Más allá del deseo de conocer el mar, tenia la ilusión de mojarme en ese mar.
Por Claudia Fernández Vidal

Cuando Marina conoció el mar tenía un poco más de 8 años, vivía en el Ingenio Ledesma, un pintoresco pueblo de Jujuy, donde ni remotamente podía imaginarse el mar.
Partieron en caravana junto a otra familia amiga y viajaron sin pausa los 1000 kilómetros que marcaba el mapa. Hicieron algunas paradas y llegaron por fin a Iquique, una ciudad chilena con importante puerto y que además tiene una zona franca.

El mar lo conoció de mañana, en la playa de Chanavayita, a 63km del centro de Iquique donde armaron campamento. Nunca más se olvidó el olor a sal y su color azul, el viento suave que corría durante el día ni las olas que rompían con fuerza en la playa donde jugó esos veinte días de unas vacaciones inolvidables.
Cuando volvió de más grande solo cerró los ojos y respiró hondo para sentir otra vez ese olor a mar salado que había quedado grabado en su memoria primeriza.
Julián pasa parte de su año en Zapallar, otra playa hermosa del país chileno, porque el mar le fascina, lo llena de paz.
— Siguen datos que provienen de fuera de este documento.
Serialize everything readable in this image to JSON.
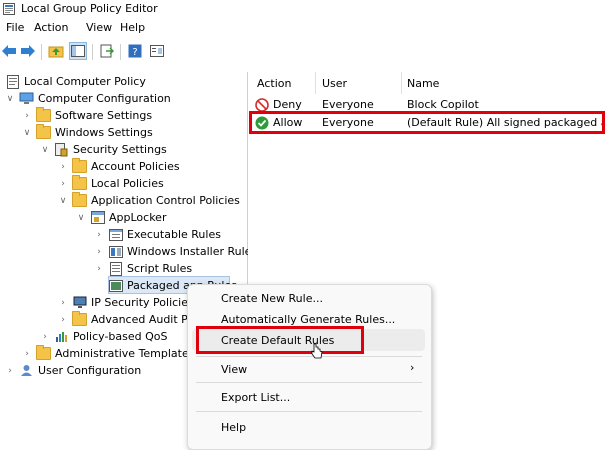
{
  "window": {
    "title": "Local Group Policy Editor"
  },
  "menubar": {
    "file": "File",
    "action": "Action",
    "view": "View",
    "help": "Help"
  },
  "tree": {
    "root": "Local Computer Policy",
    "computer_configuration": "Computer Configuration",
    "software_settings": "Software Settings",
    "windows_settings": "Windows Settings",
    "security_settings": "Security Settings",
    "account_policies": "Account Policies",
    "local_policies": "Local Policies",
    "application_control_policies": "Application Control Policies",
    "applocker": "AppLocker",
    "executable_rules": "Executable Rules",
    "windows_installer_rules": "Windows Installer Rules",
    "script_rules": "Script Rules",
    "packaged_app_rules": "Packaged app Rules",
    "ip_security_policies": "IP Security Policies",
    "advanced_audit_policy": "Advanced Audit Po",
    "policy_based_qos": "Policy-based QoS",
    "administrative_templates": "Administrative Templates",
    "user_configuration": "User Configuration"
  },
  "list": {
    "columns": {
      "action": "Action",
      "user": "User",
      "name": "Name"
    },
    "rows": [
      {
        "action": "Deny",
        "user": "Everyone",
        "name": "Block Copilot",
        "status_color": "#d0312d"
      },
      {
        "action": "Allow",
        "user": "Everyone",
        "name": "(Default Rule) All signed packaged apps",
        "status_color": "#2e9a3a"
      }
    ]
  },
  "context_menu": {
    "create_new_rule": "Create New Rule...",
    "auto_generate": "Automatically Generate Rules...",
    "create_default": "Create Default Rules",
    "view": "View",
    "export_list": "Export List...",
    "help": "Help"
  },
  "colors": {
    "highlight_red": "#e0000c",
    "folder": "#f3c448"
  }
}
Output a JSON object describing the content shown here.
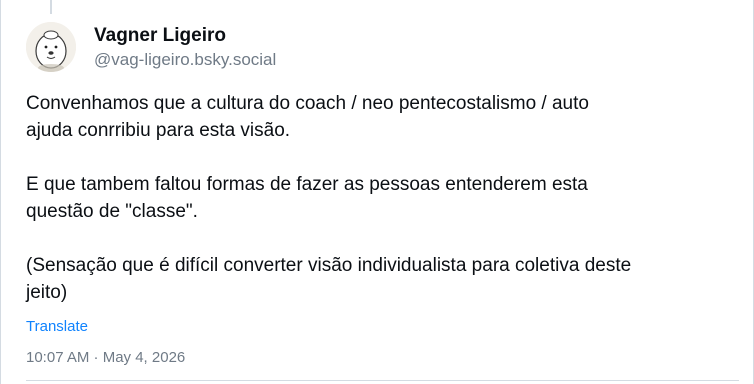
{
  "post": {
    "author": {
      "display_name": "Vagner Ligeiro",
      "handle": "@vag-ligeiro.bsky.social",
      "avatar_icon": "cartoon-seal-avatar-icon"
    },
    "paragraphs": [
      [
        "Convenhamos que a cultura do coach / neo pentecostalismo / auto",
        "ajuda conrribiu para esta visão."
      ],
      [
        "E que tambem faltou formas de fazer as pessoas entenderem esta",
        "questão de \"classe\"."
      ],
      [
        "(Sensação que é difícil converter visão individualista para coletiva deste",
        "jeito)"
      ]
    ],
    "translate_label": "Translate",
    "timestamp": "10:07 AM · May 4, 2026",
    "colors": {
      "link": "#1083fe",
      "muted": "#6f7a86",
      "border": "#d4dbe2"
    }
  }
}
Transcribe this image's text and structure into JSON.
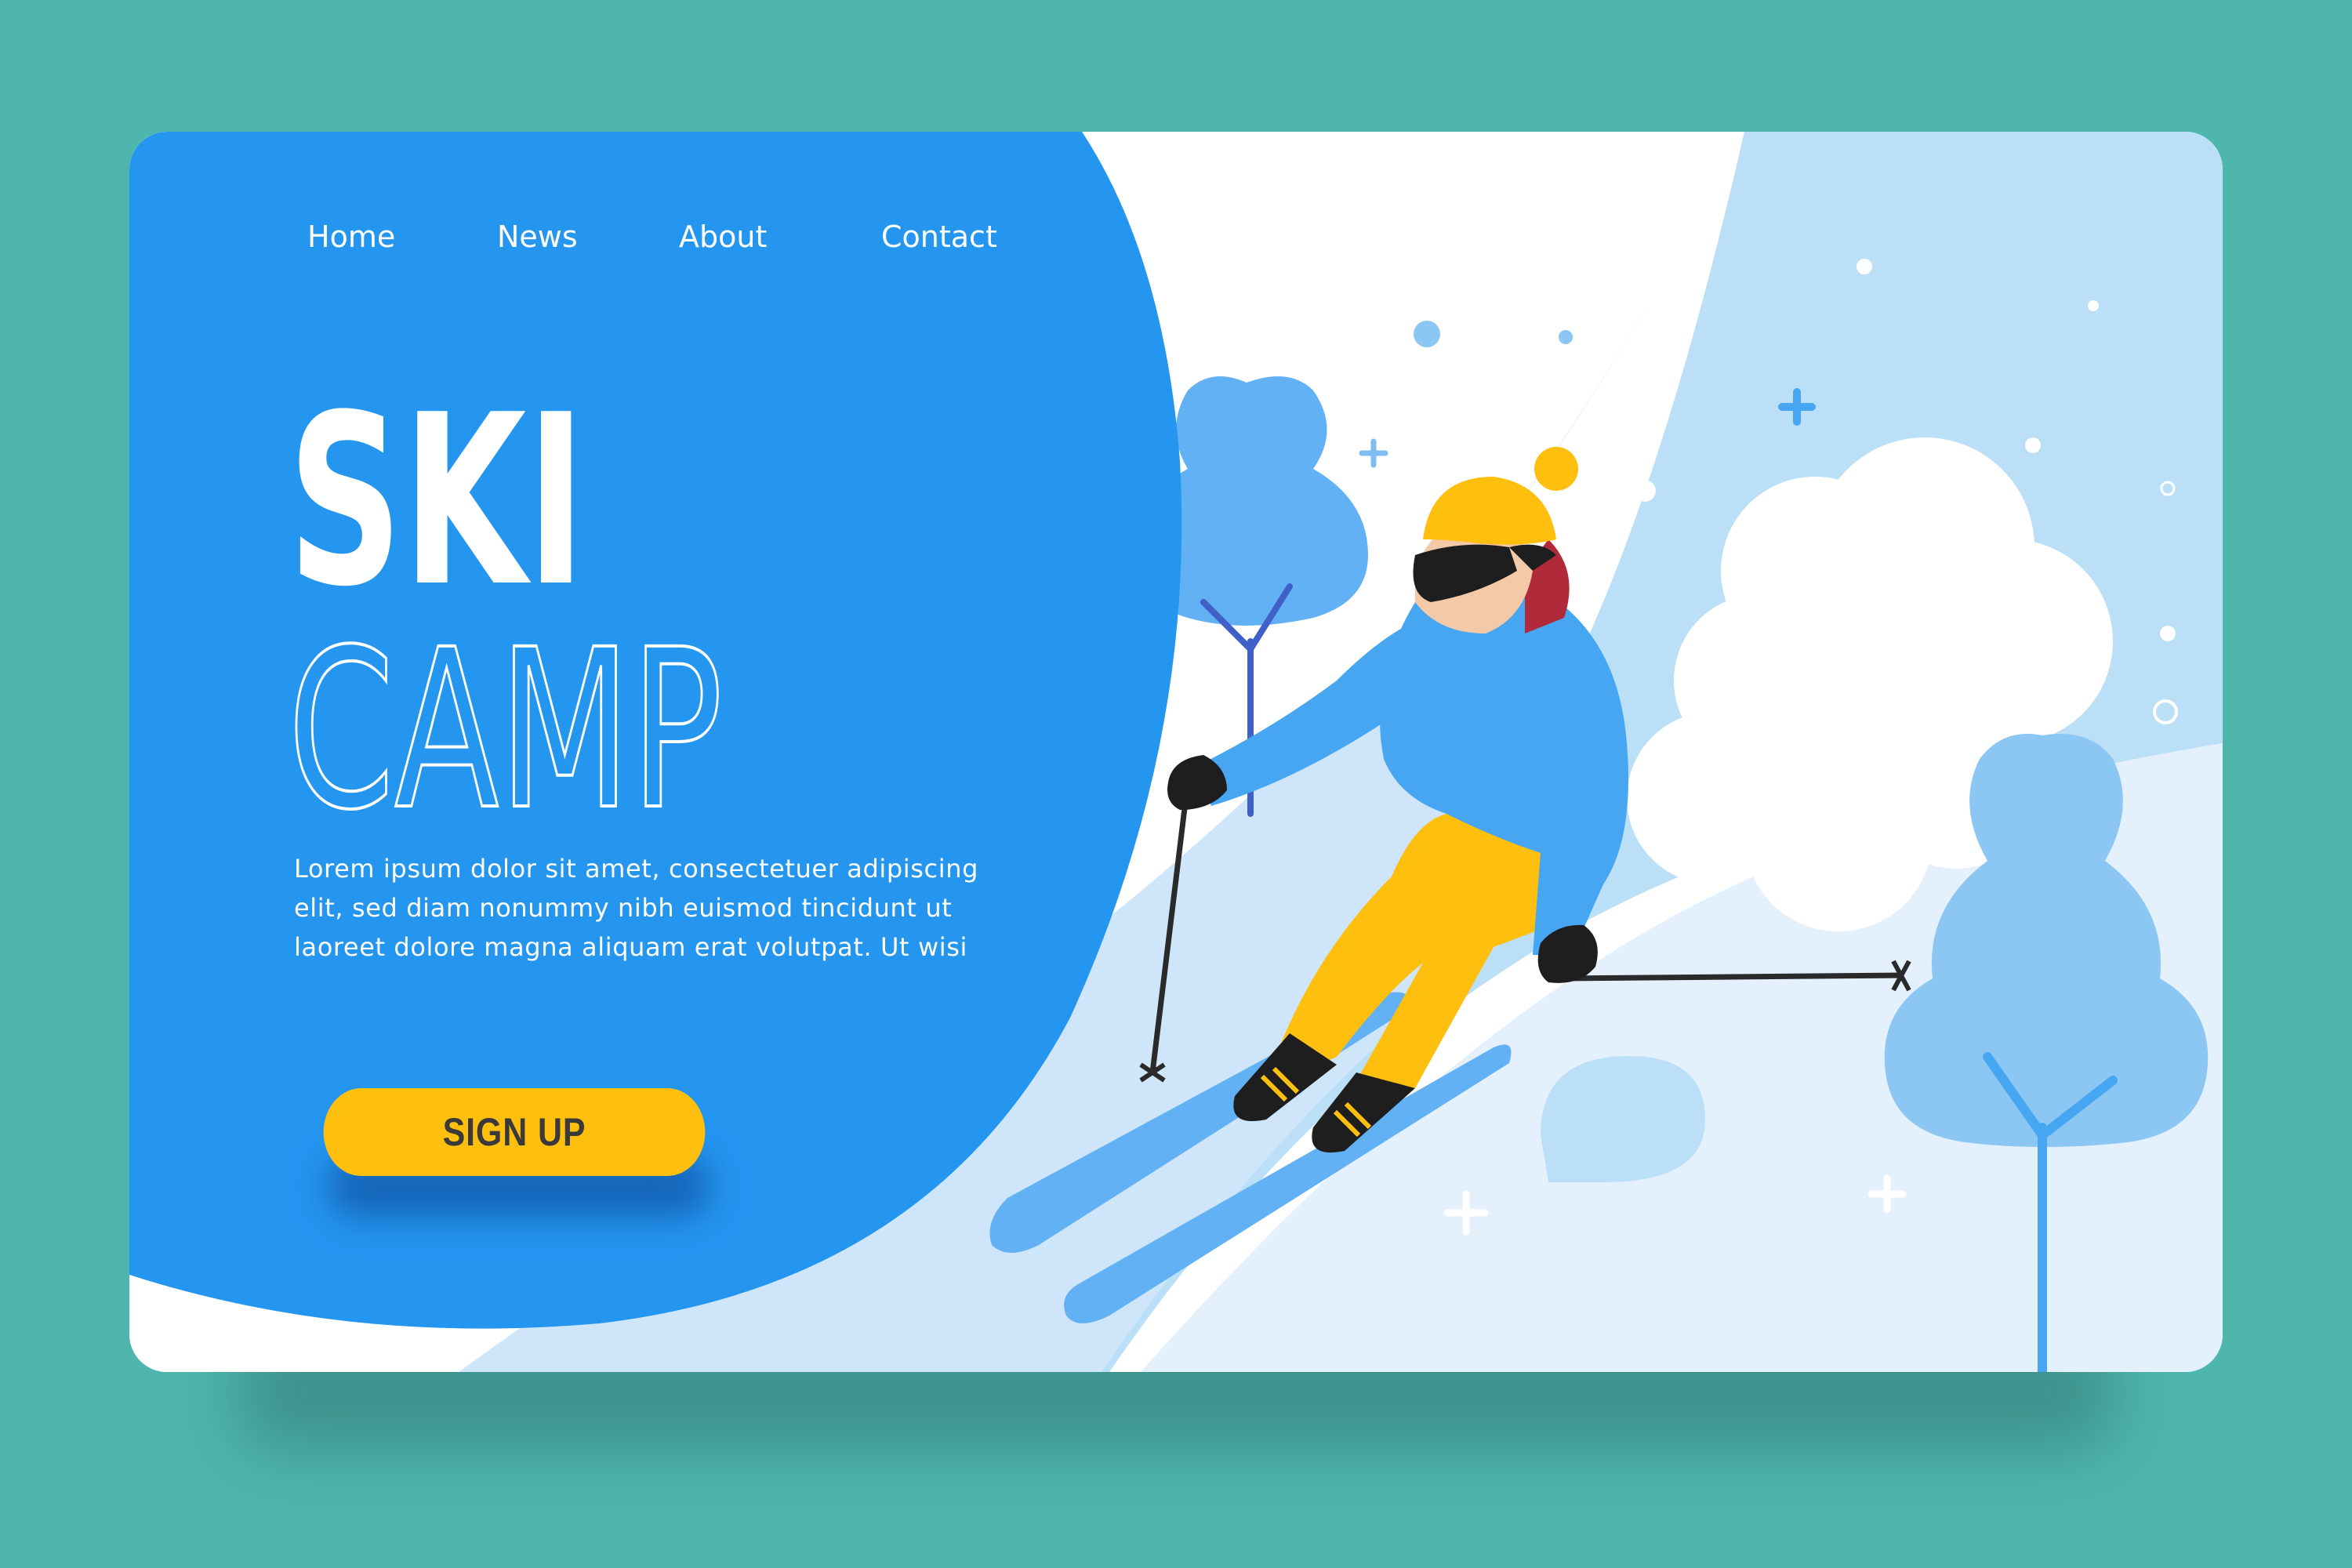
{
  "nav": {
    "items": [
      {
        "label": "Home"
      },
      {
        "label": "News"
      },
      {
        "label": "About"
      },
      {
        "label": "Contact"
      }
    ]
  },
  "hero": {
    "title_line1": "SKI",
    "title_line2": "CAMP",
    "body": "Lorem ipsum dolor sit amet, consectetuer adipiscing elit, sed diam nonummy nibh euismod tincidunt ut laoreet dolore magna aliquam erat volutpat. Ut wisi",
    "body_lines": [
      "Lorem ipsum dolor sit amet, consectetuer adipiscing",
      "elit, sed diam nonummy nibh euismod tincidunt ut",
      "laoreet dolore magna aliquam erat volutpat. Ut wisi"
    ],
    "cta_label": "SIGN UP"
  },
  "illustration": {
    "subject": "skier",
    "icons": [
      "snowflake-plus-icon",
      "snow-dot-icon",
      "tree-icon",
      "ski-pole-icon"
    ]
  },
  "colors": {
    "page_background": "#4fb6ad",
    "hero_blue": "#2496f0",
    "button_yellow": "#ffbf0f",
    "snow_light": "#b9dcf7",
    "snow_mid": "#8cc6f3",
    "jacket_blue": "#47a6f1",
    "pants_yellow": "#ffbf0f"
  }
}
Le gusta nadar un par de horas y después traer pesca fresca, ostras y locos, para cocinar mientras enciende el fuego de la chimenea.

En las tardes pasea con los perros a la orilla de ese mar y de vez en cuando encuentra mariposas rarísimas que parecen de colección. Respeta a las medusas y aguas vivas que esquiva con sus pies descalzos en sus caminatas por la arena mojada.
Yo conocí el mar a los 11 años, en Chile también, ese país hermano que nos regala los hermosos contrastes.
Mi recuerdo de ese descubrimiento me lleva a ese campamento en la playa donde disfrutamos la maravilla de conocer esa enorme e inconmensurable masa de agua azul. Desde entonces el mar siempre me conmueve. Su aroma se lleva en el alma, y su incansable movimiento se puede sentir cada vez que acercamos la oreja a un caracol vacío. Esos que nos traemos de la playa porque nos encanta traer algo que conserve el olor del mar.